Why do I pay storage fees for embryos I have no intention of implanting?
That was the question I asked myself two years ago. For 6 years I paid annual storage fees for 12 cryopreserved embryos that were leftover from my IVF treatments. Of the embryos that my initial IVF cycle produced, 2 were transferred into the uterus of my surrogate and the remainder were preserved for future transplant.
I was lucky in that the first round of embryo implantation into my surrogate “took” and 8 months later I had twin boys added to my family. Very soon after my twins were born I realized that I no longer felt the urge or need to have more biological children, thus an international adoption was pursued to have a fourth child.
But still the question remained, what to do with the remaining embryos? Even though I knew they would not be used, I felt hesitant to let them go. I felt an emotional connection to them and imagined that they were small babies just waiting to grow. I pictured them looking like my twin boys and wondered if the embryos were male or female.
Finally, however, I made the difficult decision to stop paying the fees. I knew that I didn’t want more children after now having four. I knew that having biological children was not more special than having an adopted child. And I knew that at some point I would have to face the fact that I couldn’t be spending so much money year after year with no intentions of ever using the embryos again.
I called up the storage facility and informed them of my intention to stop paying the fees. I was asked if I wanted to donate my embryos and I said “no.” I couldn’t imagine my embryos being used for medical research or implanted into the womb of another woman. The lab next asked if I wanted to collect the embryos myself or if I wanted them to dispose of the embryos there in the lab. I paused for a moment. I wondered if I should collect the embryos and then do something with them, like bury them or somehow mark the occasion. I decided that was not in my emotional best interest to take them and authorized the lab to dispose of them themselves.

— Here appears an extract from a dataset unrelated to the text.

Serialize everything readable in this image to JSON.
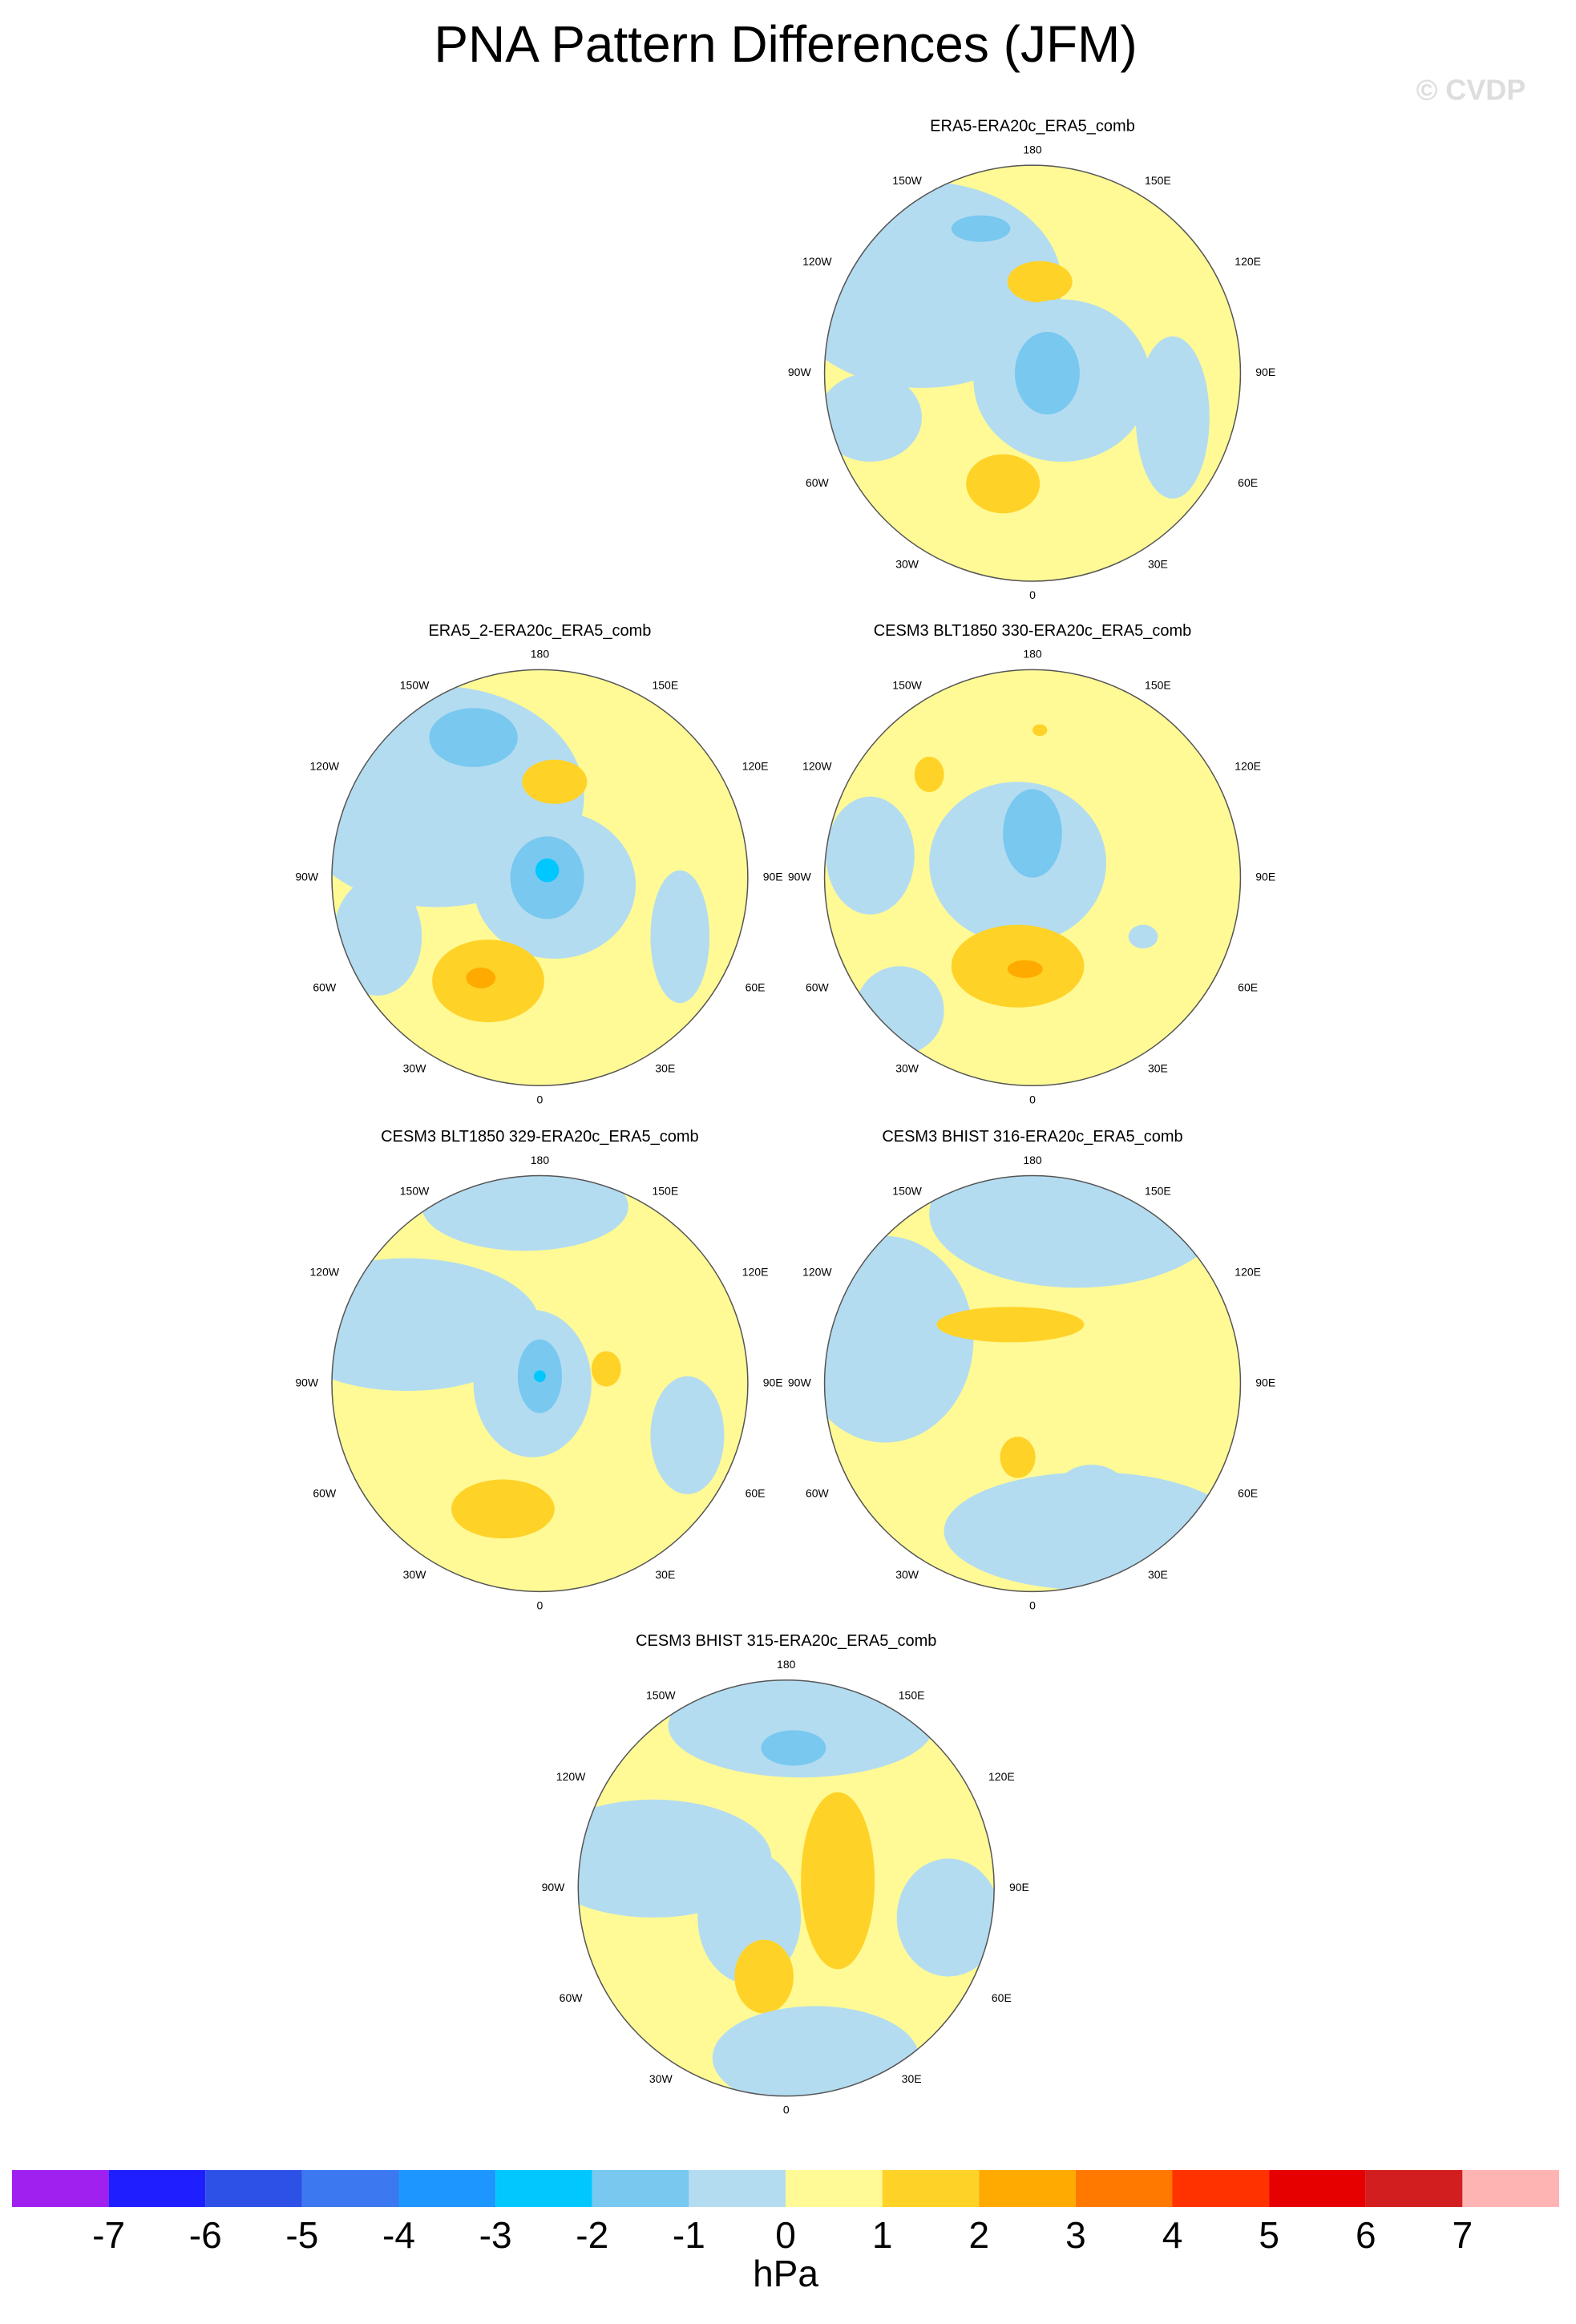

It’s been two years now since my embryos were exposed to air, thus terminating them. I don’t think about the what ifs or could have beens. I’m more upset with myself that I didn’t dispose of them earlier when my twins were born and when I knew that I would not be doing surrogacy again. I think about the money that could have been saved and donated to Smile Train, for example, or another children’s medical foundation.
The frozen embryos are gone, but I’m thankful that we had them in case the first transfer didn’t work out. I’m glad that science exists to be able to freeze embryos in the for other couples so that they don’t have to repeat the entire IVF process if the first round of transfer isn’t successful. I’m OK with having no more embryos and grateful for the two that my IVF produced.